The Emperor had been proud of this. He thought ceremony an idle tide of pomp and avoided it as much as possible. Entering Parliament was necessary only a couple of times a year for carefully choreographed occasions. The real work of governing was done at the palace, in committee meetings or by carefully negotiated edict.

But now, when he was forced by emergency to address Parliament, he was faced with this—this foofaraw of his own invention.

He looked behind him at Captain Limbu and his second Gurkha bodyguard, daring them to show a slight glint of humor. The Emperor was well aware that the Nepalese found almost everything funny, especially if it involved a superior and embarrassment. Their faces were mahogany. The Emperor grunted and turned back to the front. Probably, he thought, just before the doors swung open and the ancient guard saluted with the mace, almost dropping it in the process, probably they were angry because they had been forced to disarm.

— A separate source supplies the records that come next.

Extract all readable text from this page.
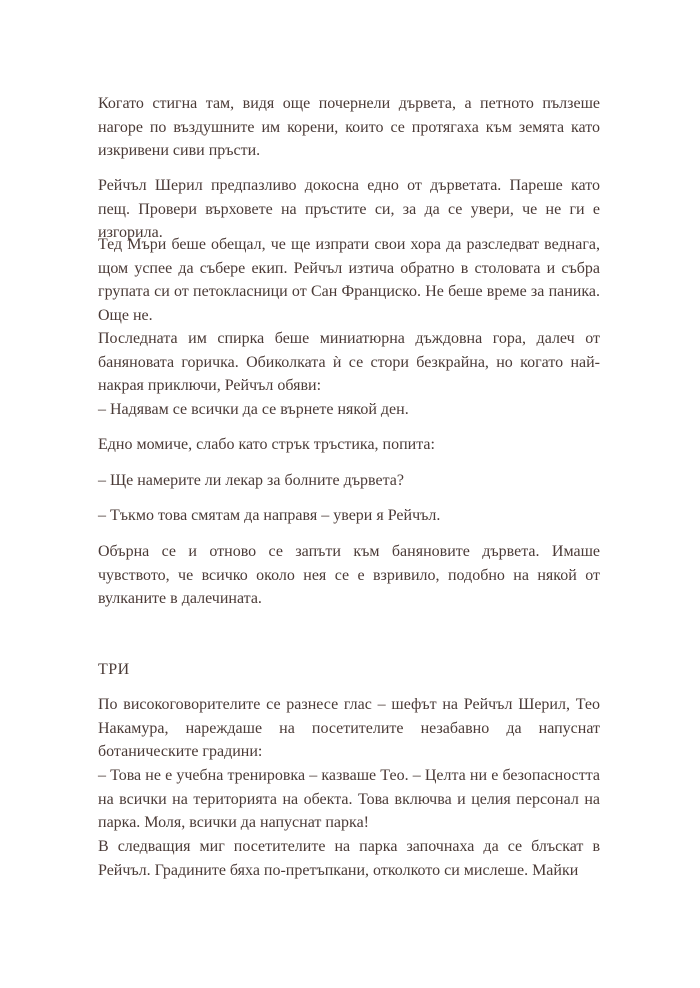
Когато стигна там, видя още почернели дървета, а петното пълзеше нагоре по въздушните им корени, които се протягаха към земята като изкривени сиви пръсти.

Рейчъл Шерил предпазливо докосна едно от дърветата. Пареше като пещ. Провери върховете на пръстите си, за да се увери, че не ги е изгорила.

Тед Мъри беше обещал, че ще изпрати свои хора да разследват веднага, щом успее да събере екип. Рейчъл изтича обратно в столовата и събра групата си от петокласници от Сан Франциско. Не беше време за паника. Още не.

Последната им спирка беше миниатюрна дъждовна гора, далеч от баняновата горичка. Обиколката ѝ се стори безкрайна, но когато най-накрая приключи, Рейчъл обяви:

– Надявам се всички да се върнете някой ден.

Едно момиче, слабо като стрък тръстика, попита:

– Ще намерите ли лекар за болните дървета?

– Тъкмо това смятам да направя – увери я Рейчъл.

Обърна се и отново се запъти към баняновите дървета. Имаше чувството, че всичко около нея се е взривило, подобно на някой от вулканите в далечината.

ТРИ

По високоговорителите се разнесе глас – шефът на Рейчъл Шерил, Тео Накамура, нареждаше на посетителите незабавно да напуснат ботаническите градини:

– Това не е учебна тренировка – казваше Тео. – Целта ни е безопасността на всички на територията на обекта. Това включва и целия персонал на парка. Моля, всички да напуснат парка!

В следващия миг посетителите на парка започнаха да се блъскат в Рейчъл. Градините бяха по-претъпкани, отколкото си мислеше. Майки
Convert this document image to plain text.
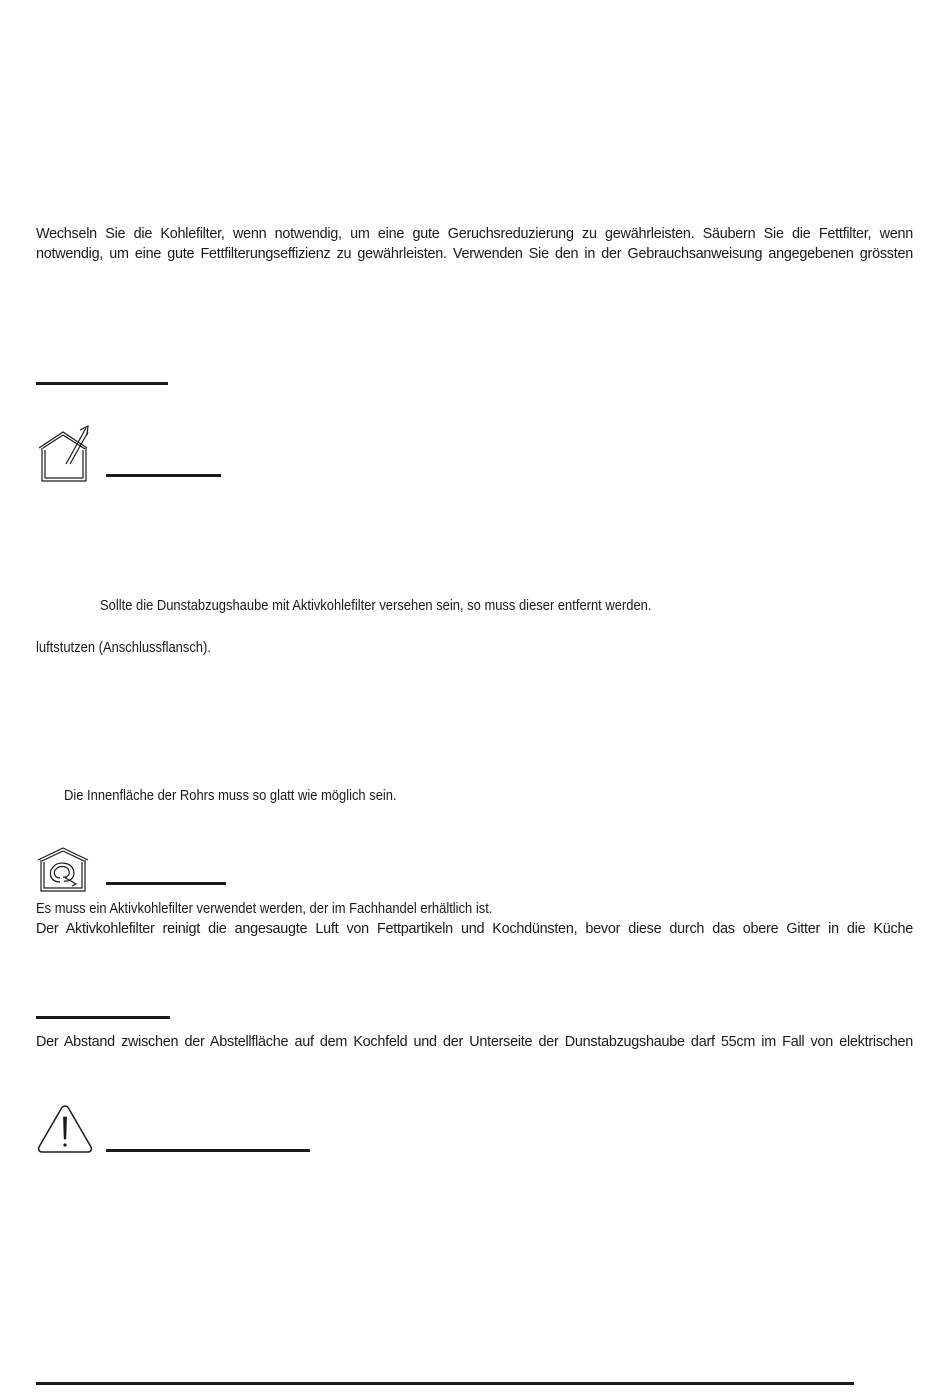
Wechseln Sie die Kohlefilter, wenn notwendig, um eine gute Geruchsreduzierung zu gewährleisten. Säubern Sie die Fettfilter, wenn
notwendig, um eine gute Fettfilterungseffizienz zu gewährleisten. Verwenden Sie den in der Gebrauchsanweisung angegebenen grössten
Sollte die Dunstabzugshaube mit Aktivkohlefilter versehen sein, so muss dieser entfernt werden.
luftstutzen (Anschlussflansch).
Die Innenfläche der Rohrs muss so glatt wie möglich sein.
Es muss ein Aktivkohlefilter verwendet werden, der im Fachhandel erhältlich ist.
Der Aktivkohlefilter reinigt die angesaugte Luft von Fettpartikeln und Kochdünsten, bevor diese durch das obere Gitter in die Küche
Der Abstand zwischen der Abstellfläche auf dem Kochfeld und der Unterseite der Dunstabzugshaube darf 55cm im Fall von elektrischen
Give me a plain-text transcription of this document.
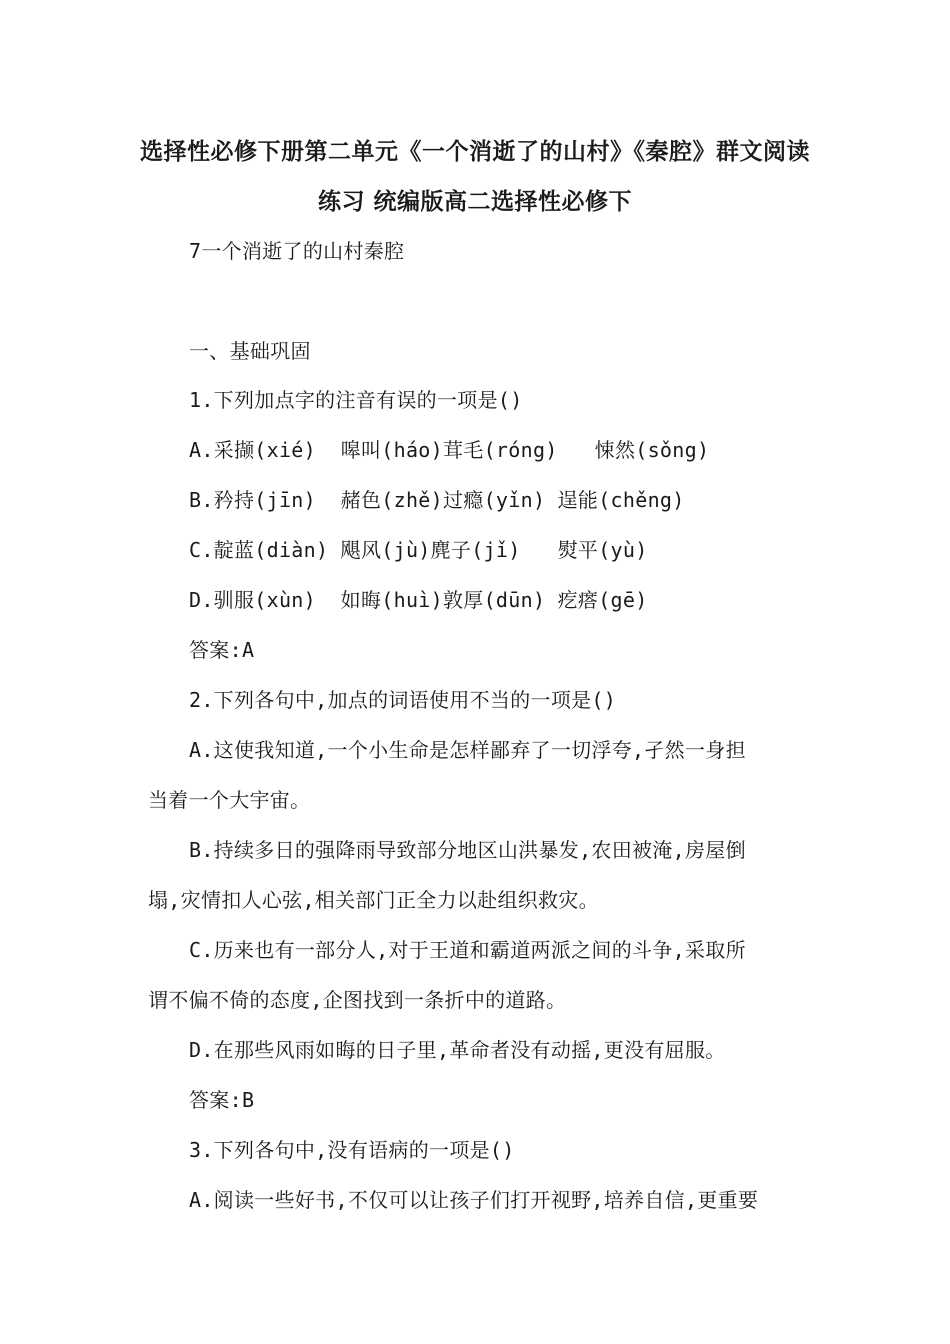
选择性必修下册第二单元《一个消逝了的山村》《秦腔》群文阅读
练习 统编版高二选择性必修下
7一个消逝了的山村秦腔
一、基础巩固
1.下列加点字的注音有误的一项是()
A.采撷(xié)  嗥叫(háo)茸毛(róng)   悚然(sǒng)
B.矜持(jīn)  赭色(zhě)过瘾(yǐn) 逞能(chěng)
C.靛蓝(diàn) 飓风(jù)麂子(jǐ)   熨平(yù)
D.驯服(xùn)  如晦(huì)敦厚(dūn) 疙瘩(gē)
答案:A
2.下列各句中,加点的词语使用不当的一项是()
A.这使我知道,一个小生命是怎样鄙弃了一切浮夸,孑然一身担
当着一个大宇宙。
B.持续多日的强降雨导致部分地区山洪暴发,农田被淹,房屋倒
塌,灾情扣人心弦,相关部门正全力以赴组织救灾。
C.历来也有一部分人,对于王道和霸道两派之间的斗争,采取所
谓不偏不倚的态度,企图找到一条折中的道路。
D.在那些风雨如晦的日子里,革命者没有动摇,更没有屈服。
答案:B
3.下列各句中,没有语病的一项是()
A.阅读一些好书,不仅可以让孩子们打开视野,培养自信,更重要
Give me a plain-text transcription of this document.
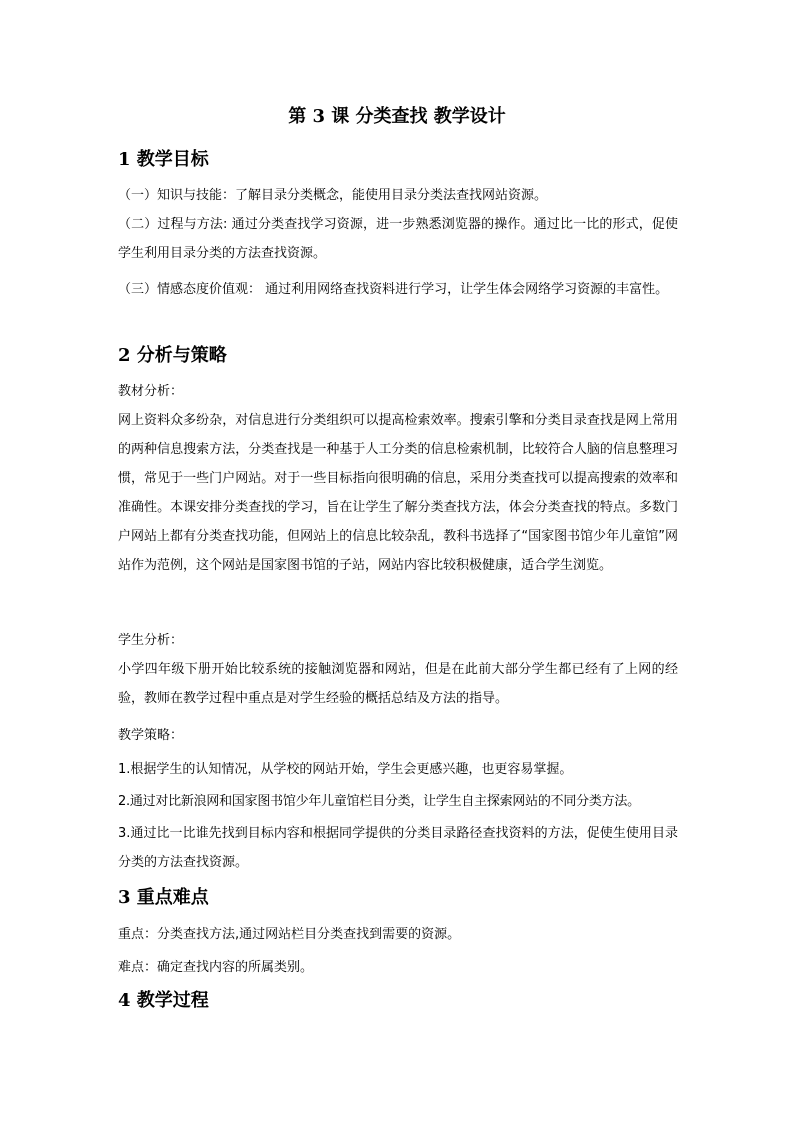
第 3 课 分类查找 教学设计
1 教学目标
（一）知识与技能：了解目录分类概念，能使用目录分类法查找网站资源。
（二）过程与方法: 通过分类查找学习资源，进一步熟悉浏览器的操作。通过比一比的形式，促使学生利用目录分类的方法查找资源。
（三）情感态度价值观： 通过利用网络查找资料进行学习，让学生体会网络学习资源的丰富性。
2 分析与策略
教材分析：
网上资料众多纷杂，对信息进行分类组织可以提高检索效率。搜索引擎和分类目录查找是网上常用的两种信息搜索方法，分类查找是一种基于人工分类的信息检索机制，比较符合人脑的信息整理习惯，常见于一些门户网站。对于一些目标指向很明确的信息，采用分类查找可以提高搜索的效率和准确性。本课安排分类查找的学习，旨在让学生了解分类查找方法，体会分类查找的特点。多数门户网站上都有分类查找功能，但网站上的信息比较杂乱，教科书选择了“国家图书馆少年儿童馆”网站作为范例，这个网站是国家图书馆的子站，网站内容比较积极健康，适合学生浏览。
学生分析：
小学四年级下册开始比较系统的接触浏览器和网站，但是在此前大部分学生都已经有了上网的经验，教师在教学过程中重点是对学生经验的概括总结及方法的指导。
教学策略：
1.根据学生的认知情况，从学校的网站开始，学生会更感兴趣，也更容易掌握。
2.通过对比新浪网和国家图书馆少年儿童馆栏目分类，让学生自主探索网站的不同分类方法。
3.通过比一比谁先找到目标内容和根据同学提供的分类目录路径查找资料的方法，促使生使用目录分类的方法查找资源。
3 重点难点
重点：分类查找方法,通过网站栏目分类查找到需要的资源。
难点：确定查找内容的所属类别。
4 教学过程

Again he was wrong. The Gurkhas merely had excellent poker faces. And the loss of their normal willyguns, grenades, and the kukri knife wasn't important—both men had tiny mini willyguns in their tunics, guns that Imperial Intelligence guaranteed would pass through any inspection other than a complete shakedown.

The Emperor waited outside the semicircle of seats while the prime minister ceremoniously welcomed him, assured him of the undying support of his subjects, and then invited him to enlighten them with his wisdom.

Undying support, the Emperor thought as he walked down the aisle. Less than half of the legislators were present. Entire galaxies that had been loud in their prewar support had now declared their neutrality and withdrawn from the government or announced for the Tahn.

The Emperor wore a plain white uniform with the five stars and a wreath on each epaulette that designated him commander in chief/naval forces. He could have worn a thousand different uniforms of the various Imperial forces he was CIC of but chose, again, simplicity.